Années 2020, les motos chinoises fleurissent comme luzerne en été. D’abord Benelli, propriété de QJMotor. Puis QJ himself depuis 2022. A nouveau, on crie au loup. D’ailleurs le quatre-cylindres de 778 cm3 de la SRK 800 (RR ou roadster) a quelques ressemblances avec le moteur Honda de 650 cm3 : architecture générale, alésage de 67 mm mais une course de piston plus longue, qui augmente la puissance. Mais à bien y regarder, les différences sont plus nombreuses qu’on ne le croit.

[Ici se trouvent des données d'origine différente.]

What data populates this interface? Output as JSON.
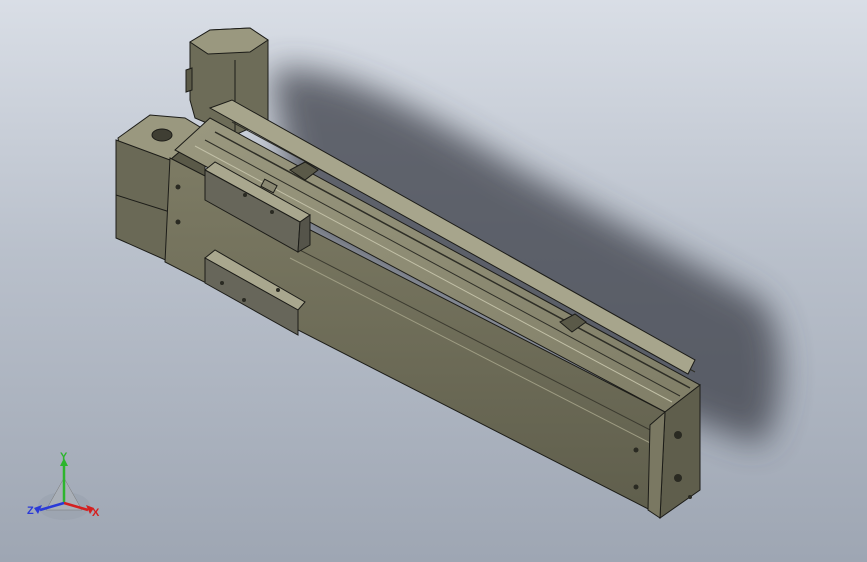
{
  "viewport": {
    "background_top": "#d9dee6",
    "background_bottom": "#9ea6b3"
  },
  "model": {
    "body_color": "#76755f",
    "body_light": "#8f8d74",
    "body_dark": "#4b4a3c",
    "edge_color": "#1c1c18",
    "shadow_color": "#3c4049"
  },
  "triad": {
    "x_label": "X",
    "y_label": "Y",
    "z_label": "Z",
    "x_color": "#d42020",
    "y_color": "#2db52d",
    "z_color": "#2a3ad8"
  }
}
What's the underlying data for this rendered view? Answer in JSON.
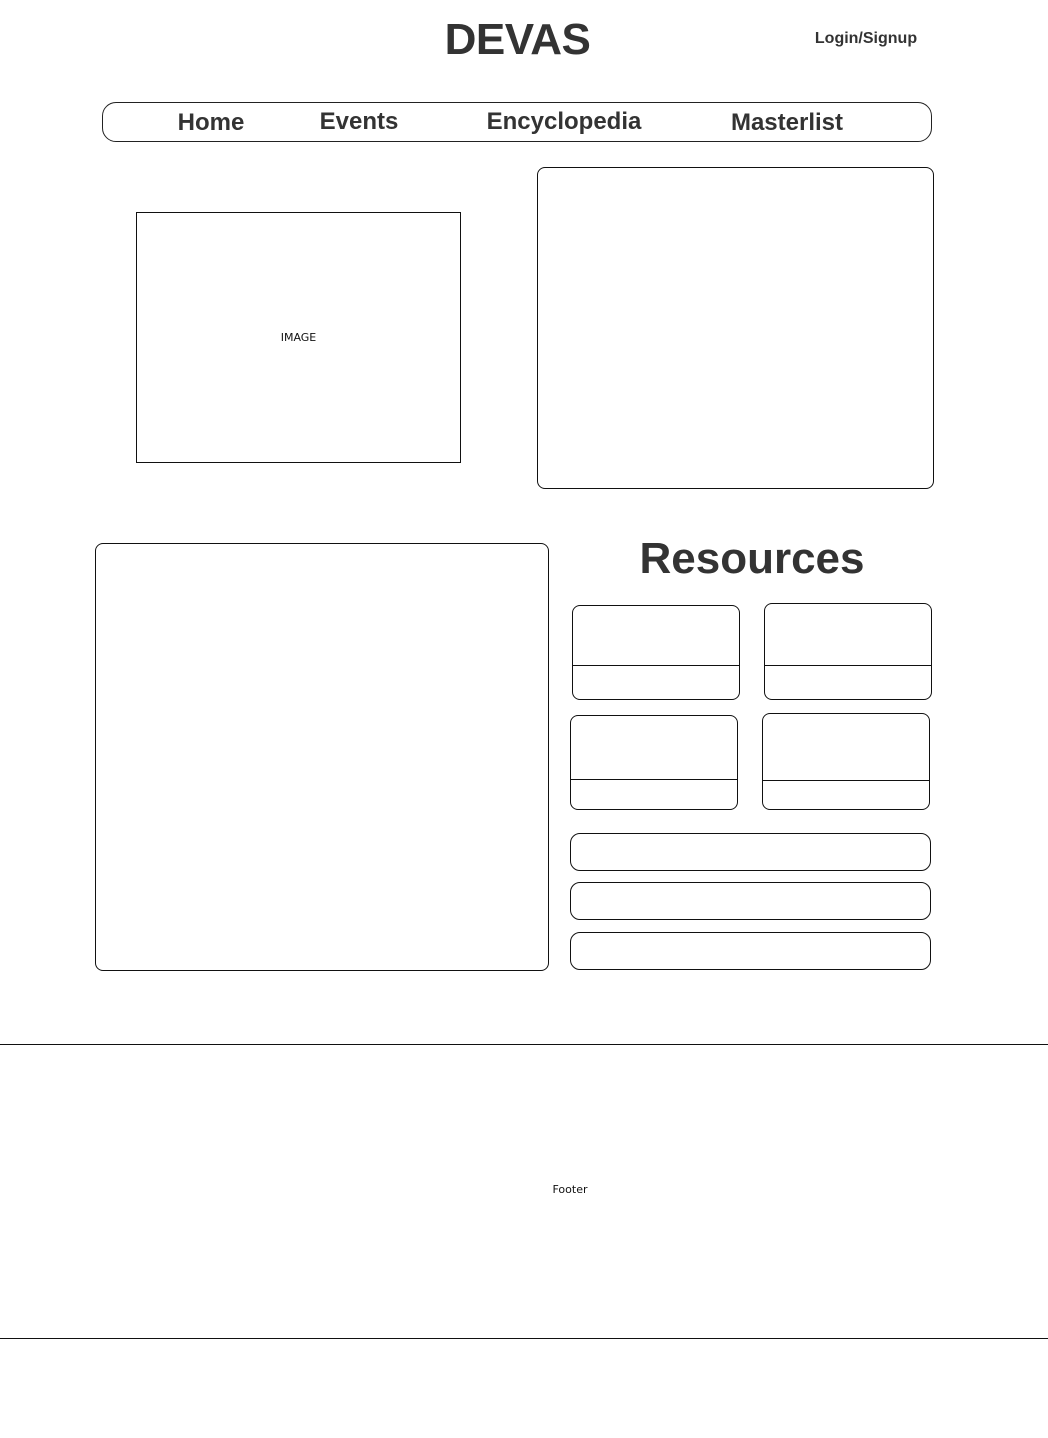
{
  "header": {
    "title": "DEVAS",
    "login_label": "Login/Signup"
  },
  "nav": {
    "items": [
      {
        "label": "Home"
      },
      {
        "label": "Events"
      },
      {
        "label": "Encyclopedia"
      },
      {
        "label": "Masterlist"
      }
    ]
  },
  "hero": {
    "image_placeholder": "IMAGE"
  },
  "resources": {
    "title": "Resources"
  },
  "footer": {
    "label": "Footer"
  }
}
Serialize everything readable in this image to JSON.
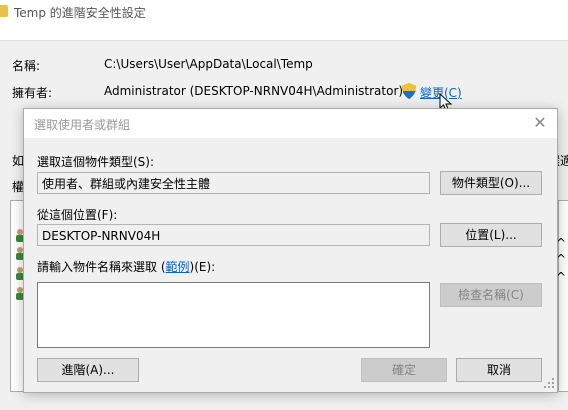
{
  "background_window": {
    "title": "Temp 的進階安全性設定",
    "name_label": "名稱:",
    "name_value": "C:\\Users\\User\\AppData\\Local\\Temp",
    "owner_label": "擁有者:",
    "owner_value": "Administrator (DESKTOP-NRNV04H\\Administrator)",
    "change_link": "變更(C)",
    "left_fragment_1": "如",
    "left_fragment_2": "權",
    "right_fragment_1": "選適",
    "right_fragment_2": "^",
    "right_fragment_3": "^",
    "right_fragment_4": "^"
  },
  "dialog": {
    "title": "選取使用者或群組",
    "object_type_label": "選取這個物件類型(S):",
    "object_type_value": "使用者、群組或內建安全性主體",
    "object_types_button": "物件類型(O)...",
    "location_label": "從這個位置(F):",
    "location_value": "DESKTOP-NRNV04H",
    "locations_button": "位置(L)...",
    "enter_names_prefix": "請輸入物件名稱來選取 (",
    "examples_link": "範例",
    "enter_names_suffix": ")(E):",
    "names_value": "",
    "check_names_button": "檢查名稱(C)",
    "advanced_button": "進階(A)...",
    "ok_button": "確定",
    "cancel_button": "取消"
  },
  "colors": {
    "link": "#0066cc",
    "dialog_bg": "#f0f0f0",
    "button_bg": "#e1e1e1",
    "disabled_button_bg": "#cccccc"
  }
}
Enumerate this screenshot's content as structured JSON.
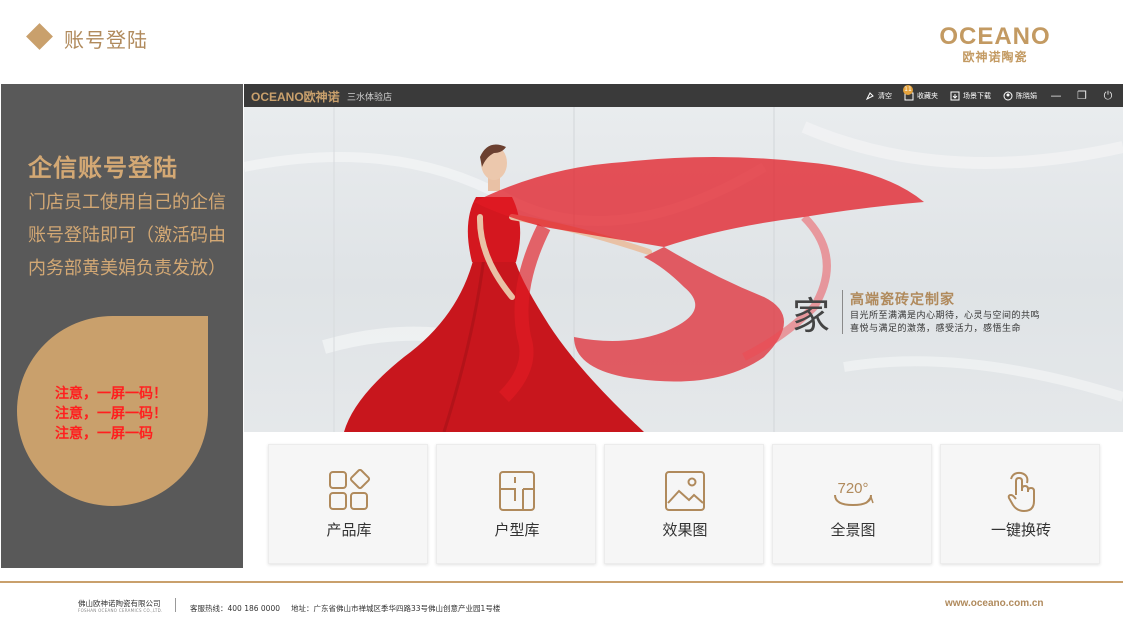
{
  "header": {
    "title": "账号登陆",
    "logo_main": "OCEANO",
    "logo_sub": "欧神诺陶瓷"
  },
  "left_panel": {
    "title": "企信账号登陆",
    "description": "门店员工使用自己的企信账号登陆即可（激活码由内务部黄美娟负责发放）",
    "notes": [
      "注意，一屏一码！",
      "注意，一屏一码！",
      "注意，一屏一码"
    ]
  },
  "app": {
    "titlebar": {
      "logo": "OCEANO欧神诺",
      "store": "三水体验店",
      "actions": [
        {
          "label": "清空",
          "icon": "broom-icon"
        },
        {
          "label": "收藏夹",
          "icon": "folder-icon",
          "badge": "11"
        },
        {
          "label": "场景下载",
          "icon": "download-icon"
        },
        {
          "label": "陈晓娟",
          "icon": "user-icon"
        }
      ],
      "window_controls": [
        "—",
        "❐",
        "⏻"
      ]
    },
    "banner": {
      "char": "家",
      "title": "高端瓷砖定制家",
      "line1": "目光所至满满是内心期待，心灵与空间的共鸣",
      "line2": "喜悦与满足的激荡，感受活力，感悟生命"
    },
    "tiles": [
      {
        "label": "产品库",
        "icon": "product-library-icon"
      },
      {
        "label": "户型库",
        "icon": "floorplan-icon"
      },
      {
        "label": "效果图",
        "icon": "image-icon"
      },
      {
        "label": "全景图",
        "icon": "panorama-720-icon",
        "icon_text": "720°"
      },
      {
        "label": "一键换砖",
        "icon": "tap-hand-icon"
      }
    ]
  },
  "footer": {
    "company": "佛山欧神诺陶瓷有限公司",
    "company_en": "FOSHAN OCEANO CERAMICS CO.,LTD.",
    "hotline": "客服热线：400 186 0000",
    "address": "地址：广东省佛山市禅城区季华四路33号佛山创意产业园1号楼",
    "website": "www.oceano.com.cn"
  },
  "colors": {
    "accent_gold": "#c9a06c",
    "panel_gray": "#595959",
    "note_red": "#ff1f1f",
    "titlebar": "#3a3a3a"
  }
}
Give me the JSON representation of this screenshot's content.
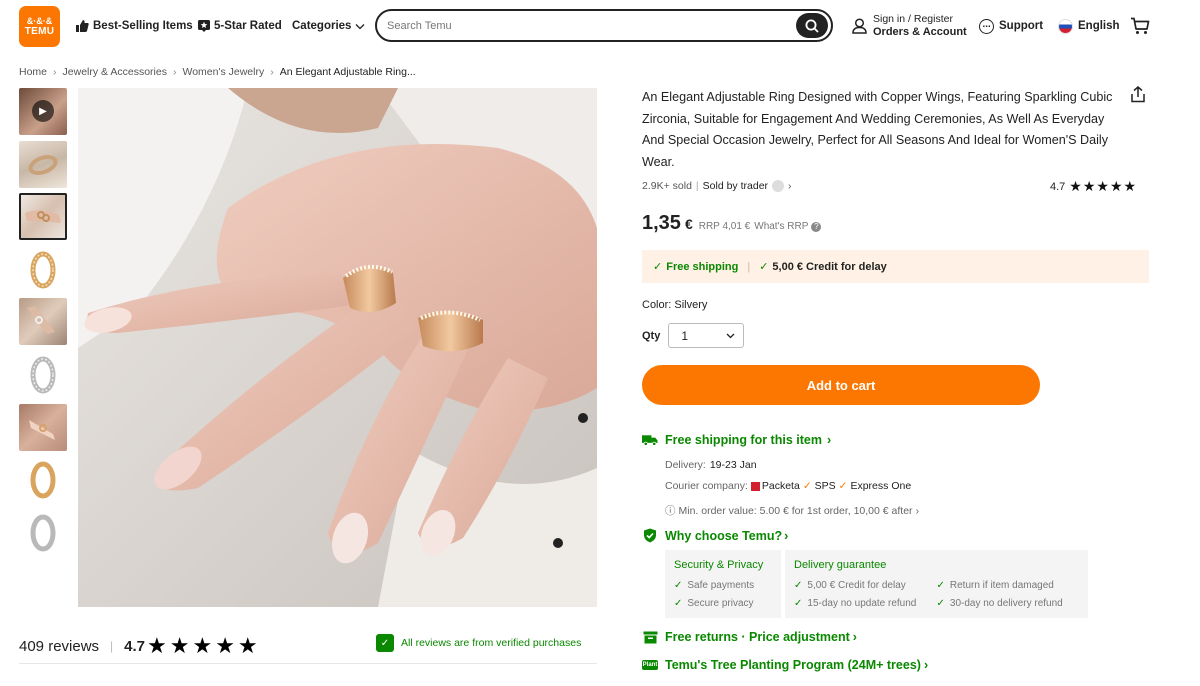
{
  "header": {
    "logo_top": "&·&·&",
    "logo_bottom": "TEMU",
    "nav": [
      "Best-Selling Items",
      "5-Star Rated",
      "Categories"
    ],
    "search_placeholder": "Search Temu",
    "signin_line1": "Sign in / Register",
    "signin_line2": "Orders & Account",
    "support": "Support",
    "language": "English"
  },
  "breadcrumb": [
    "Home",
    "Jewelry & Accessories",
    "Women's Jewelry",
    "An Elegant Adjustable Ring..."
  ],
  "product": {
    "title": "An Elegant Adjustable Ring Designed with Copper Wings, Featuring Sparkling Cubic Zirconia, Suitable for Engagement And Wedding Ceremonies, As Well As Everyday And Special Occasion Jewelry, Perfect for All Seasons And Ideal for Women'S Daily Wear.",
    "sold": "2.9K+ sold",
    "sold_by": "Sold by trader",
    "rating": "4.7",
    "price_main": "1,35",
    "price_currency": "€",
    "rrp": "RRP 4,01 €",
    "whats_rrp": "What's RRP",
    "promo_shipping": "Free shipping",
    "promo_credit": "5,00 € Credit for delay",
    "color_label": "Color: Silvery",
    "qty_label": "Qty",
    "qty_value": "1",
    "add_to_cart": "Add to cart"
  },
  "shipping": {
    "heading": "Free shipping for this item",
    "delivery_label": "Delivery:",
    "delivery_value": "19-23 Jan",
    "courier_label": "Courier company:",
    "courier_1": "Packeta",
    "courier_2": "SPS",
    "courier_3": "Express One",
    "min_order": "Min. order value: 5.00 € for 1st order, 10,00 € after"
  },
  "why": {
    "heading": "Why choose Temu?",
    "security_title": "Security & Privacy",
    "security_items": [
      "Safe payments",
      "Secure privacy"
    ],
    "delivery_title": "Delivery guarantee",
    "delivery_items": [
      "5,00 € Credit for delay",
      "15-day no update refund",
      "Return if item damaged",
      "30-day no delivery refund"
    ]
  },
  "returns_heading": "Free returns · Price adjustment",
  "tree_heading": "Temu's Tree Planting Program (24M+ trees)",
  "tree_icon_text": "Plant",
  "reviews": {
    "count": "409 reviews",
    "rating": "4.7",
    "verified": "All reviews are from verified purchases"
  },
  "colors": {
    "accent": "#fb7701",
    "green": "#0a8800"
  }
}
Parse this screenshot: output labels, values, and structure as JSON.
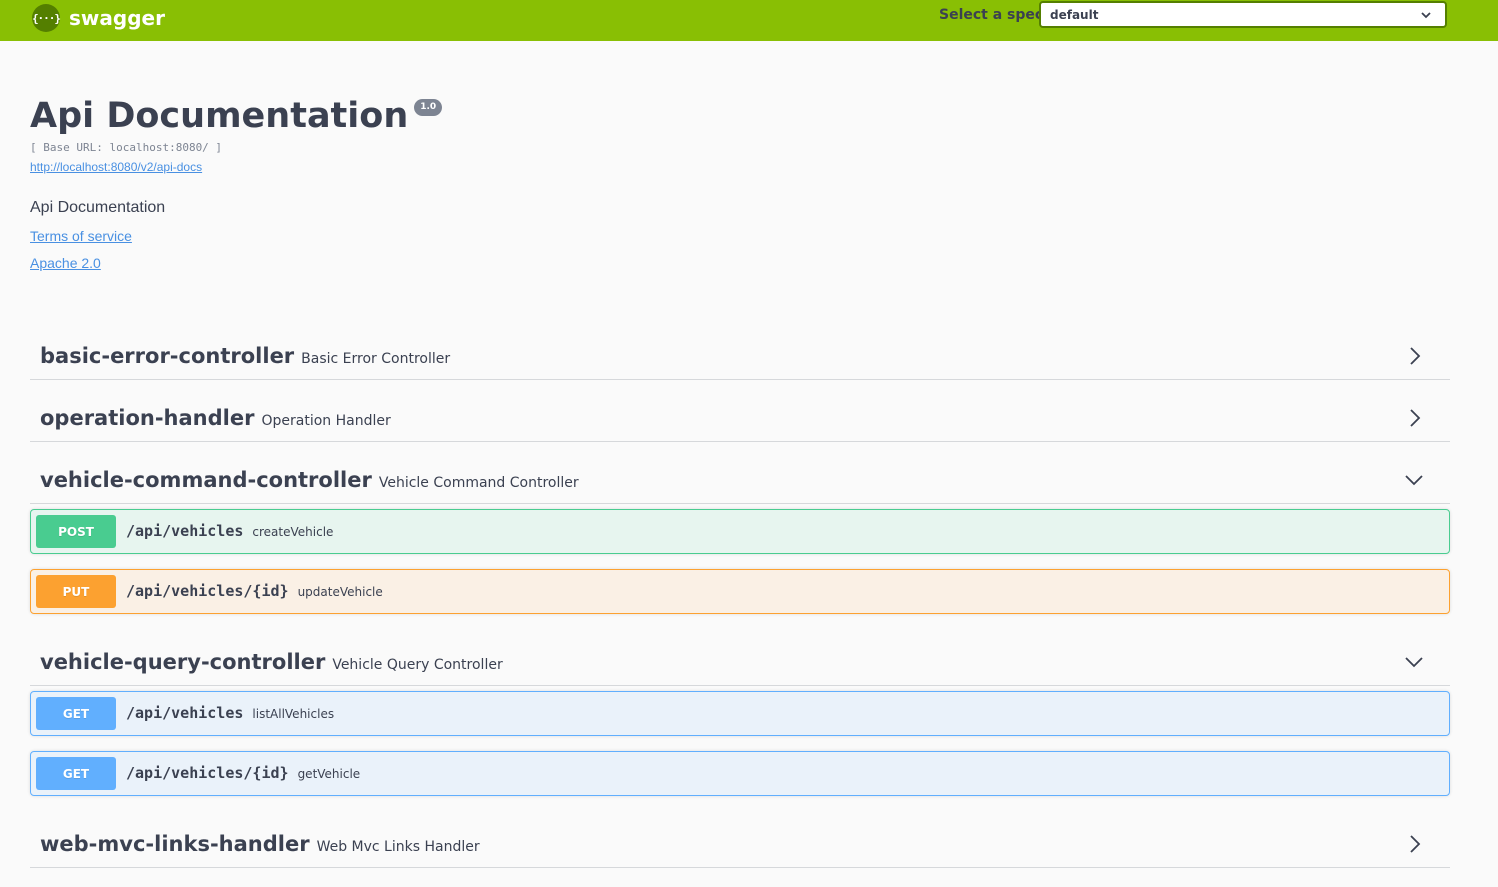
{
  "topbar": {
    "logo_glyph": "{···}",
    "logo_text": "swagger",
    "spec_label": "Select a spec",
    "spec_value": "default",
    "colors": {
      "bar": "#89bf04",
      "logo_badge": "#547f00"
    }
  },
  "info": {
    "title": "Api Documentation",
    "version": "1.0",
    "base_url": "[ Base URL: localhost:8080/ ]",
    "docs_url": "http://localhost:8080/v2/api-docs",
    "description": "Api Documentation",
    "terms_of_service": "Terms of service",
    "license": "Apache 2.0"
  },
  "tags": [
    {
      "name": "basic-error-controller",
      "description": "Basic Error Controller",
      "expanded": false,
      "operations": []
    },
    {
      "name": "operation-handler",
      "description": "Operation Handler",
      "expanded": false,
      "operations": []
    },
    {
      "name": "vehicle-command-controller",
      "description": "Vehicle Command Controller",
      "expanded": true,
      "operations": [
        {
          "method": "POST",
          "path": "/api/vehicles",
          "summary": "createVehicle"
        },
        {
          "method": "PUT",
          "path": "/api/vehicles/{id}",
          "summary": "updateVehicle"
        }
      ]
    },
    {
      "name": "vehicle-query-controller",
      "description": "Vehicle Query Controller",
      "expanded": true,
      "operations": [
        {
          "method": "GET",
          "path": "/api/vehicles",
          "summary": "listAllVehicles"
        },
        {
          "method": "GET",
          "path": "/api/vehicles/{id}",
          "summary": "getVehicle"
        }
      ]
    },
    {
      "name": "web-mvc-links-handler",
      "description": "Web Mvc Links Handler",
      "expanded": false,
      "operations": []
    }
  ],
  "method_colors": {
    "POST": "#49cc90",
    "PUT": "#fca130",
    "GET": "#61affe"
  }
}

Bien sûr, l’art de la copie ne s’est pas perdu dans les oubliettes des sixties, l’histoire de l’industrie repose en grande partie sur cette habileté. Mais les constructeurs chinois ne sont ni idiots, ni novices : depuis combien de temps fabriquent-ils la majorité des composants de nos véhicules ? Ils ont en revanche tout à conquérir sur le plan de l’image. Comment l’atelier du monde ose-t-il intégrer le petit monde européen et conservateur qu’est le nôtre, nous autres motards ? Peuplé de ses illustres marques, de ses références plus ou moins fluctuantes, de sa mauvaise foi invariable…
Mais ces constructeurs chinois s’y prennent tout autrement que les Japonais d’il y a soixante ans : leur attaque commerciale est frontale, avec le prix comme canon de Navarone. Pas d’atelier élaboré pour concevoir des MotoGP qui botteraient le cul des Italiennes, pas encore de modèle spectaculaire comme ont pu l’être les Kawasaki 500 H1 ou Honda CB 750 (qui a imposé le quatre-cylindres). Leur chemin risque donc d’être long et tortueux. Le « pas cher mais efficace », ça passe pour les scooters et petites cylindrées, moins bien pour les gros cubes. Alors ils montent en gamme, toujours moins chers que la concurrence mais plus cossus.

Ainsi la QJMotor SRK 800, avec cadre alu, ride by wire, shifter up&down… 8 599 euros, elle flirte avec la concurrence du Panthéon. On ne monte pas en gamme impunément. C’est alors que la SIMA, importateur français historique, demande à QJ d’assembler, en parallèle, une SRK 800 « à l’ancienne ». Plus de cadre alu, de ride by wire, un shifter à la montée mais plus en descente, un coloris unique, d’où le Dark. Une glissade sur le chemin long et tortueux ? Pierre-Laurent Feriti, DG de la SIMA, a eu l’idée de cette version :
Il n’y a pas de quatre-cylindres neuf accessible sur le marché français. Je suis sûr que ce type de motorisation attire encore. La SRK 800 Dark peut être bridée en A2, à 6 799 euros, c’est un super coup ! Pas besoin de se mettre en quatre pour rouler en quatre cylindres. Je connais bien l’usine QJ, ils montent ce qu’on leur demande. Ça fourmille de cadres, de moteurs, plein de combinaisons sont possibles. QJ exporte dans 130 pays. Les standards de qualité sont hyper élevés, l’usine est moderne, on ne se rend pas compte en France. C’est un énorme avantage pour nous de pouvoir proposer différentes versions sur une même plate-forme.
L'essai vidéo de la QJMOTOR SRK 800 Dark
Découverte
Pas évident de distinguer, d’un coup d’œil rapide, la Dark de la SRK 800 s’il n’y avait pas le coloris (rouge ou bleu pour la seconde). En détaillant, la différence flagrante se situe au niveau du cadre. Celui en alu recouvre les culasses et s’ancre sur l’avant des cylindres. Le modèle en acier, double longeron classique, dévoile tout le moteur.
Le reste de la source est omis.